Outra alternativa é o telefone 0800 701 9656, com ligação gratuita de segunda a sexta-feira, das 9h às 17h. O menu automático funciona 24 horas. Pessoas com deficiência auditiva podem utilizar o número 0800 021 2105.
O atendimento presencial é realizado nos núcleos de fiscalização da ANS, mas é necessário fazer agendamento prévio.
Documentos não são obrigatórios
Não é necessário apresentar documentos para fazer uma consulta. Ainda assim, a ANS recomenda que o consumidor tenha em mãos informações pessoais, como CPF e nome completo, além dos dados do plano.
Também é indicado ter o número de registro da operadora, a data de adesão ao plano, o tipo de cobertura contratada e protocolos de atendimentos anteriores realizados junto à operadora.
Quando a demanda não puder ser solucionada imediatamente, o prazo máximo para resposta é de até 10 dias úteis. O retorno pode ser encaminhado por e-mail ou correspondência postal.
Rol define procedimentos obrigatórios
A ANS mantém o Rol de Procedimentos e Eventos em Saúde, que reúne consultas, exames e tratamentos que os planos são obrigados a oferecer de acordo com o tipo de cobertura contratada.

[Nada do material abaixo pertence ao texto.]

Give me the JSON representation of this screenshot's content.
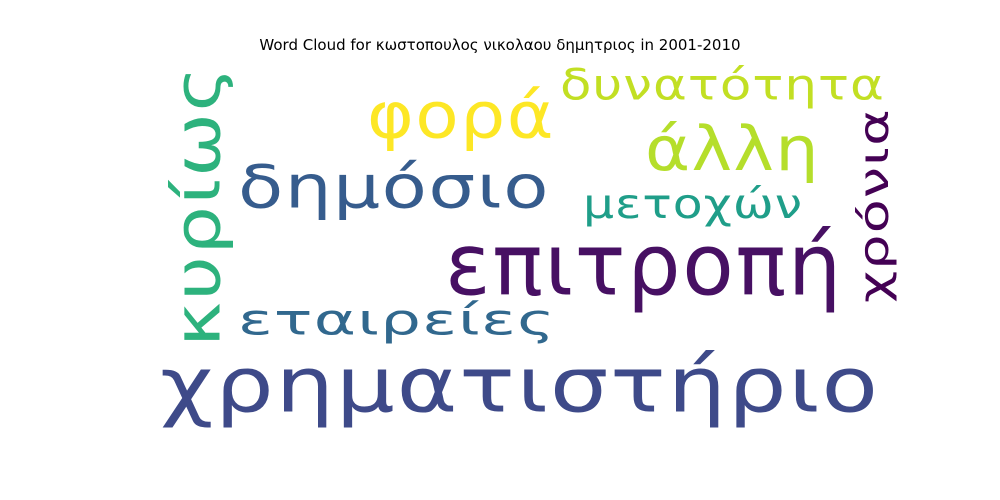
{
  "chart_data": {
    "type": "wordcloud",
    "title": "Word Cloud for κωστοπουλος νικολαου δημητριος in 2001-2010",
    "words": [
      {
        "text": "χρηματιστήριο",
        "color": "#3e4a89",
        "orientation": "horizontal"
      },
      {
        "text": "επιτροπή",
        "color": "#471063",
        "orientation": "horizontal"
      },
      {
        "text": "δημόσιο",
        "color": "#365c8d",
        "orientation": "horizontal"
      },
      {
        "text": "κυρίως",
        "color": "#2db27d",
        "orientation": "vertical"
      },
      {
        "text": "φορά",
        "color": "#fde725",
        "orientation": "horizontal"
      },
      {
        "text": "άλλη",
        "color": "#b5de2b",
        "orientation": "horizontal"
      },
      {
        "text": "δυνατότητα",
        "color": "#c2df23",
        "orientation": "horizontal"
      },
      {
        "text": "εταιρείες",
        "color": "#31688e",
        "orientation": "horizontal"
      },
      {
        "text": "μετοχών",
        "color": "#1f9e89",
        "orientation": "horizontal"
      },
      {
        "text": "χρόνια",
        "color": "#440154",
        "orientation": "vertical"
      }
    ]
  }
}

A lista é válida para planos contratados a partir de 2 de janeiro de 1999, classificados como “planos novos”. Também se aplica aos contratos anteriores à data, desde que tenham sido adaptados à Lei dos Planos de Saúde.
Antes de verificar se determinado procedimento está incluído na cobertura, o consumidor deve identificar qual é o tipo de plano contratado, já que as obrigações podem variar conforme a modalidade.
Consumidor deve verificar rede credenciada
Nem todos os planos oferecem cobertura para internação hospitalar. Têm direito a esse tipo de atendimento os planos hospitalar com obstetrícia, hospitalar sem obstetrícia e referência.
Por isso, é importante conferir o contrato para identificar a modalidade do plano e consultar a rede credenciada. O consumidor deve verificar quais hospitais, laboratórios e médicos estão disponíveis para atendimento.
No caso dos hospitais, o descredenciamento pela operadora só pode ocorrer em caráter excepcional. Quando isso acontece, o estabelecimento deve ser substituído por outro equivalente, e o consumidor e a ANS precisam ser comunicados com 30 dias de antecedência.
A exceção ocorre em situações de fraude ou infração sanitária ou fiscal cometida pelo hospital descredenciado. Se a operadora quiser retirar um hospital da rede sem substituí-lo por outro equivalente, a redução da rede hospitalar só poderá ser efetivada e comunicada aos beneficiários depois de autorização da ANS.
O que a ANS não fiscaliza
A ANS não regula planos de saúde administrados por órgãos públicos, como aqueles destinados a servidores federais, estaduais ou municipais. Nesses casos, o consumidor deve procurar o próprio órgão responsável pelo contrato.
A agência também não fiscaliza diretamente os prestadores de serviços de saúde, como hospitais, médicos, clínicas e laboratórios.